On Sun, 6 Mar 2022 at 14:43, Greg Stein <gst...@gmail.com> wrote:
>
> On Sun, Mar 6, 2022 at 4:52 AM sebb <seb...@gmail.com> wrote:
>
> > On Sun, 6 Mar 2022 at 10:30, Greg Stein <gst...@gmail.com> wrote:
> >
> >...
>
> > > Thus: my suggestion that the source content for the site lives on the
> > main
> > > branch (next to all our code) in the "site" subdir, and gets generated to
> > > the "asf-site" branch. Apache STeVe developers shouldn't ever have to
> > > change branches (stick to "main" for both dev and site work).
> >
> > OK, in which case I agree that it is not a disadvantage for the
> > average developer.
> >
> > AFAICT it makes the site build process more complicated, but that is
> > usually automated.
> >
>
> Hunh? It would be totally automated. Push a change to main:/site and then
> pelican produces a change and pushes to asf-site branch. Then it appears on
> the website.

I was thinking about needing to test a change locally, without committing.
Or needing to investigate a site build issue.

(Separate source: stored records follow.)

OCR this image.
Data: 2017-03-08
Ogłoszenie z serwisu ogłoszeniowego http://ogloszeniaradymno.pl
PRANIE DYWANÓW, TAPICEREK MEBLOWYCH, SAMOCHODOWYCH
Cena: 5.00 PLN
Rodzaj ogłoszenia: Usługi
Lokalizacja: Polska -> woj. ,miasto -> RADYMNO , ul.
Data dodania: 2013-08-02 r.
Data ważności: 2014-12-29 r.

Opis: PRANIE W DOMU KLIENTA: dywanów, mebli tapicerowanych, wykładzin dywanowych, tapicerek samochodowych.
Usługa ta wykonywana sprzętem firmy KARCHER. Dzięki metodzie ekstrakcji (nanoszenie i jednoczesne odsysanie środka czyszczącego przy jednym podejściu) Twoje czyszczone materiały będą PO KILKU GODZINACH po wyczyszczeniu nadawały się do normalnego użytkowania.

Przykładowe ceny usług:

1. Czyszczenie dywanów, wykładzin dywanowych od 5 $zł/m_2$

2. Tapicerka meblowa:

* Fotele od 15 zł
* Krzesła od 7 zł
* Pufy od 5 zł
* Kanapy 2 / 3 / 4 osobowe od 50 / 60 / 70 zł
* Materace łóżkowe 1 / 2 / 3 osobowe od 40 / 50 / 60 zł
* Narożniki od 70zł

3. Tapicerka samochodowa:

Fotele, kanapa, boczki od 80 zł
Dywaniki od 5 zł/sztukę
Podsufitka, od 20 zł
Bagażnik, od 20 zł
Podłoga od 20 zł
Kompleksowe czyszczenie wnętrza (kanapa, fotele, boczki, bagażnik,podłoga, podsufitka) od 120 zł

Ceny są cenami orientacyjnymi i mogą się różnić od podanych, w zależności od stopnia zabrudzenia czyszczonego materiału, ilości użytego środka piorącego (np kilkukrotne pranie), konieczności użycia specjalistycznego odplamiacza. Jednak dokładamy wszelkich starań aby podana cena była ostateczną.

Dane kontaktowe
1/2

> This build is part of the .asf.yaml system. It's basically invisible. Just
> change the .md files and they appear a few seconds later on the website.
> Even better: on github.com, you can use the "pencil" to edit the .md files
> and then click the "Preview" tab before committing. The process uses the
> same markdown as GitHub's preview (minus the page CSS, of course). And I
> mean *the same* ... we use GitHub Inc's C library to perform the
> markdown->HTML translation. It makes editing .md files much like a wiki in
> ease-of-use.

Indeed, but there may still be the occasional need to try local builds.